United is a major player in the Exchange markets. It sells policies in about 47% of the 395 rating areas serviced by the federal exchange. Moreover, the loss of United could be very harmful to any remaining competition of the exchange markets. A quick study of data from healthcare.gov shows that if one looks at Silver plans in rating areas in which United sells a policy and one looks at all plan types (HMO, EPO, POS,PPO), there are 204 combinations. In 73 of those (about 36%), United is the only insurer, meaning that if no one else steps in to the United vacuum, there will no longer be a seller of that plan type. HMO plans in Alabama rating area 13 is an example of such a market. If United exits, it would appear that there will be no HMOs in that area.
In another 59 of those 204 (about 29%) rating area/plan type markets in which United participates, United is one of only two players. An example of such a market is the POS market in Arkansas, rating area 1. There, UnitedHealthcare of Arkansas, Inc. and QCA HealthPlan are the only sellers. This means that if no one else steps in, there will be another large chunk of markets in which there will be an Obamacare monopoly.
Moreover, the problems United is evidently facing do not appear to be the result of particularly low prices.
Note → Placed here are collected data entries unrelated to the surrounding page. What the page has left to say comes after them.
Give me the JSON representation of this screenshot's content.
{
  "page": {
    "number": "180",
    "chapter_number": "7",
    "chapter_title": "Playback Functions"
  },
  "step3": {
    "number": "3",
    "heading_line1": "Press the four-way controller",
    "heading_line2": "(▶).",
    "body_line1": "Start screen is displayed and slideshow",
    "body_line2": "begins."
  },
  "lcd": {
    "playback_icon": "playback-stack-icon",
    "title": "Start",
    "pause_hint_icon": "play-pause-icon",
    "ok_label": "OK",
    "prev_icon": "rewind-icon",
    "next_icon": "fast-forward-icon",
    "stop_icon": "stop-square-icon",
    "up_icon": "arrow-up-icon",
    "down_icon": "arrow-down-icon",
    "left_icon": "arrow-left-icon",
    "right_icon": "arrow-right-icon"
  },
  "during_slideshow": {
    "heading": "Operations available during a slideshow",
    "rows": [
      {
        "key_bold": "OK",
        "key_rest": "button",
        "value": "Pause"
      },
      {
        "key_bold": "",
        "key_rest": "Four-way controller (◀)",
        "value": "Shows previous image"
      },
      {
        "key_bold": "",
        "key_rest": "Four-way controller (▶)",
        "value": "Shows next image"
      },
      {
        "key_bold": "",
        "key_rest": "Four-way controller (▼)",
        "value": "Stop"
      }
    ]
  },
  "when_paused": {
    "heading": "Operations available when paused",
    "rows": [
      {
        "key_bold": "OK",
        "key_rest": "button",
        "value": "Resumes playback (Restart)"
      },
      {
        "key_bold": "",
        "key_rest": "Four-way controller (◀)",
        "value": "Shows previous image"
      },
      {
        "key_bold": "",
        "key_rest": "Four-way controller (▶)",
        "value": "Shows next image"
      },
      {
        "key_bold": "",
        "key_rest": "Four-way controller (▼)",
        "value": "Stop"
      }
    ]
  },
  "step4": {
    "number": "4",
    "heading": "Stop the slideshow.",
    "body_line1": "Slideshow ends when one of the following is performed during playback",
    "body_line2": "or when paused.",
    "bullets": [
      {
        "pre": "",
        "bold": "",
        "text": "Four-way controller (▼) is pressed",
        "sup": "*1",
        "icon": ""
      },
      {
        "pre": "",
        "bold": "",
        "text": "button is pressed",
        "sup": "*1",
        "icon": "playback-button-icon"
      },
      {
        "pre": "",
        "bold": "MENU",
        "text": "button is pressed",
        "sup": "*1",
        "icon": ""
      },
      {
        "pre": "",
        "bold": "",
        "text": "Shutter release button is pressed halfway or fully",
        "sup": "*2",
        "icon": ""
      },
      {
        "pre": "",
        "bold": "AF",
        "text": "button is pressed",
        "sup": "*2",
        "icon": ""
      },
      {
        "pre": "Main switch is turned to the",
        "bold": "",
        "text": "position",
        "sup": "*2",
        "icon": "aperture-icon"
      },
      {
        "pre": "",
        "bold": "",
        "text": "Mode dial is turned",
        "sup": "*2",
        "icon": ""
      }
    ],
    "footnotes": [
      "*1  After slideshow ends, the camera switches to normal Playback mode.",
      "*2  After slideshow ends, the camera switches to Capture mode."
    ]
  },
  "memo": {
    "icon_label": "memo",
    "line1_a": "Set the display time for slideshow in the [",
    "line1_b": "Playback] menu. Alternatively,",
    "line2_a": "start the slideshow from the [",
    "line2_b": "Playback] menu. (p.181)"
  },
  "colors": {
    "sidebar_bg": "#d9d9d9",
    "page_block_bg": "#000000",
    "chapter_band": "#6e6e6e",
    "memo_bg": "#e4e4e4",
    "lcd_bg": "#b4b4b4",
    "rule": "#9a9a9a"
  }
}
The graphic below shows for each of the 204 market-plan type combinations in which United is present, the ratio of United’s its median price for policies to the median of all prices. It shows United prices tend to be fairly close to the median and, if anything, tend to be a bit higher. Thus it will be a challenge to ascribe United’s failures to any sort of extreme pricing — a fact suggesting that either United had problems on the cost side or simply that it is now facing up to a fact that some other large insurers may wish to deny: Obamacare is in trouble.
The ACA simply does not work without voluntary insurer participation. There is no public option and their closest cousin, the coops are mostly dead or in financial distress. It surely should work better if there is at least some competition. But insurers don’t voluntarily participate where they think they can’t make money. So, unless United, one of the biggest health insurance carriers, is doing something particularly wrong or has unduly gloomy management, one has to worry about its warning being an oracle of things to come for other insurers.
In contrast to my usual practice, I have revised this entry fairly heavily during the course of the day. I think it is important to get the information out there and I hope readers excuse some instability in the entry.